Le maître d'ouvrage a constaté après la réalisation de l'enduit, une différence de couleur au niveau de la façade Est effectuée en deux temps, en février 2021 et mars 2021.
La société TC bâtiment n'a pas repris les travaux comme le demandait la société Rize et celle-ci a refusé de payer la facture de 7 462,80 euros qui lui a été ensuite adressée.
Un expert mandaté par la société Rize a estimé que la différence de teinte était de la responsabilité de l'entreprise.
Un nouveau devis a été établi à hauteur de 55 588,20 euros TTC.
La société TC bâtiment n'a pas repris les travaux.
Par acte d'huissier en date du 8 octobre 2021, la société Rize a fait assigner la société TC bâtiment devant le juge des référés du tribunal judiciaire de Thonon les bains afin d'être autorisée à faire réaliser les travaux de reprises des malfaçons de la façade Est du bâtiment dont elle est propriétaire par la société Déco façade 74 et de condamner la société TC bâtiment à lui payer la somme de 32 788, 80 euros à titre de provision à valoir sur le montant des travaux de reprise outre 1 500 euros sur le fondement des dispositions de l'article 700 du code de procédure civile.

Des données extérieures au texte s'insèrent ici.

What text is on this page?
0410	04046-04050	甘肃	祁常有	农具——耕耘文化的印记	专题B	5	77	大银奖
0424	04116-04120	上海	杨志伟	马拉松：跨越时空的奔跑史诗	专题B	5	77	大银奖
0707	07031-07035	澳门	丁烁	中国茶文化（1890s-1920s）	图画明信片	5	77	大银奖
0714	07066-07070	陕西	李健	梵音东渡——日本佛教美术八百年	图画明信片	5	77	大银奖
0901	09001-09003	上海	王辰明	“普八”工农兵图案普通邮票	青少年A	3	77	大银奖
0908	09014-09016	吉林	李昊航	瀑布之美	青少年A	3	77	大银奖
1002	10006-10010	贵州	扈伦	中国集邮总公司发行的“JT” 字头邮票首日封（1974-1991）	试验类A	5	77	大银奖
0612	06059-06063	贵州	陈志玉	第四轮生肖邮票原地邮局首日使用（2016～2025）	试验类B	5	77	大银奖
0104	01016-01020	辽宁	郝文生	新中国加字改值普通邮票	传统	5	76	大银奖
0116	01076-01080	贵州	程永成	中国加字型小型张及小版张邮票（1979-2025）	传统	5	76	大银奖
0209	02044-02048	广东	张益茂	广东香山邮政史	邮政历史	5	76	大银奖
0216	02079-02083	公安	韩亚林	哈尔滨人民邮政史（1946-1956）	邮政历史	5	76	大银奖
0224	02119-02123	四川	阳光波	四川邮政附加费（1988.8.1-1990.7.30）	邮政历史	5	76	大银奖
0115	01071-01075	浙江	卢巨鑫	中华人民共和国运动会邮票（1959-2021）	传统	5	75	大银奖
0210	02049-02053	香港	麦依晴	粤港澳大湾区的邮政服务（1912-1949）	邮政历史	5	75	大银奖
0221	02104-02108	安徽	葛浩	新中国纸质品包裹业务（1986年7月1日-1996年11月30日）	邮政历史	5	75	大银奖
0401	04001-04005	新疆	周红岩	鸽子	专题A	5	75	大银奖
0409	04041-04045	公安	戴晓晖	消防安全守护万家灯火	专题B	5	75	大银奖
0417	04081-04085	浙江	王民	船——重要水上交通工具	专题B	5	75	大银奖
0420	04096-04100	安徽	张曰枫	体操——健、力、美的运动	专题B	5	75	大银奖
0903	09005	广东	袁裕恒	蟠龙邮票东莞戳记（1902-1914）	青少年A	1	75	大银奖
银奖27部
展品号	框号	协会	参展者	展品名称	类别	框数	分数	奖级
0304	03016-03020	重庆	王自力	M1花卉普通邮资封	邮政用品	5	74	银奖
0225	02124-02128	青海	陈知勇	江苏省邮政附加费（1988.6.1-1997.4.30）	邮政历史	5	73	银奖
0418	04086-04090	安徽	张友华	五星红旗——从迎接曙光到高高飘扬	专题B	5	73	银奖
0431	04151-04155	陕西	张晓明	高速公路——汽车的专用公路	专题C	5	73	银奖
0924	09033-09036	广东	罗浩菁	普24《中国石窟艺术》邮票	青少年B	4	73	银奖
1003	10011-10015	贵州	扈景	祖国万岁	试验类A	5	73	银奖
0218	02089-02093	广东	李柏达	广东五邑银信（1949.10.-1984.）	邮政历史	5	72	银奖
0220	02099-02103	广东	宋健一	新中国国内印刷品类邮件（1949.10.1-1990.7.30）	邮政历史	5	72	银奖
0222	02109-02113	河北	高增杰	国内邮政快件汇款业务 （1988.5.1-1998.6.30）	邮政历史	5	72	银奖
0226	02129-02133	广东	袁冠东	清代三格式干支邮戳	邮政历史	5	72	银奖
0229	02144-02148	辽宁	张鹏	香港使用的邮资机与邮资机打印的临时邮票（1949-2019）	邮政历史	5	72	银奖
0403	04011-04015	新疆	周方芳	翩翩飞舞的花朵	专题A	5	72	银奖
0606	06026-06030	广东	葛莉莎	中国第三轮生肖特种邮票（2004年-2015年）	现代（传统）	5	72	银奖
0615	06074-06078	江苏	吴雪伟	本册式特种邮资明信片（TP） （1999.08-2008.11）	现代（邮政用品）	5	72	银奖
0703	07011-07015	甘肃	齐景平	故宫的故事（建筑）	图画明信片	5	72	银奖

Par acte d'huissier en date du 5 novembre 2021, la société TC bâtiment a mis en cause la société Maaf assurances, son assureur garantie décennale.
Les procédures ont été jointes par mention au dossier.
Par ordonnance en date du 15 mars 2022, le juge des référés du tribunal judiciaire de Thonon les bains a :
Autorisé la société Rize à faire réaliser les travaux d'étanchéité de la façade Est du bâtiment, par la société Déco façade 74,
Condamné la société TC bâtiment à payer à la société Rize la somme de 17 895,88 euros à titre de provision à valoir sur la prise en charge des frais nécessaires à l'exécution des travaux,
Rejeté l'exception de nullité soulevée par la société Maaf assurances,
Débouté la société TC bâtiment de la demande de garantie formée contre la Maaf assurances,
Débouté la société TC bâtiment de sa demande de provision,
Condamné la société TC bâtiment à payer à la société Rize la somme de 2 000 euros sur le fondement des dispositions de l'article 700 du code de procédure civile,
Condamné la société TC bâtiment aux dépens de la procédure de référé.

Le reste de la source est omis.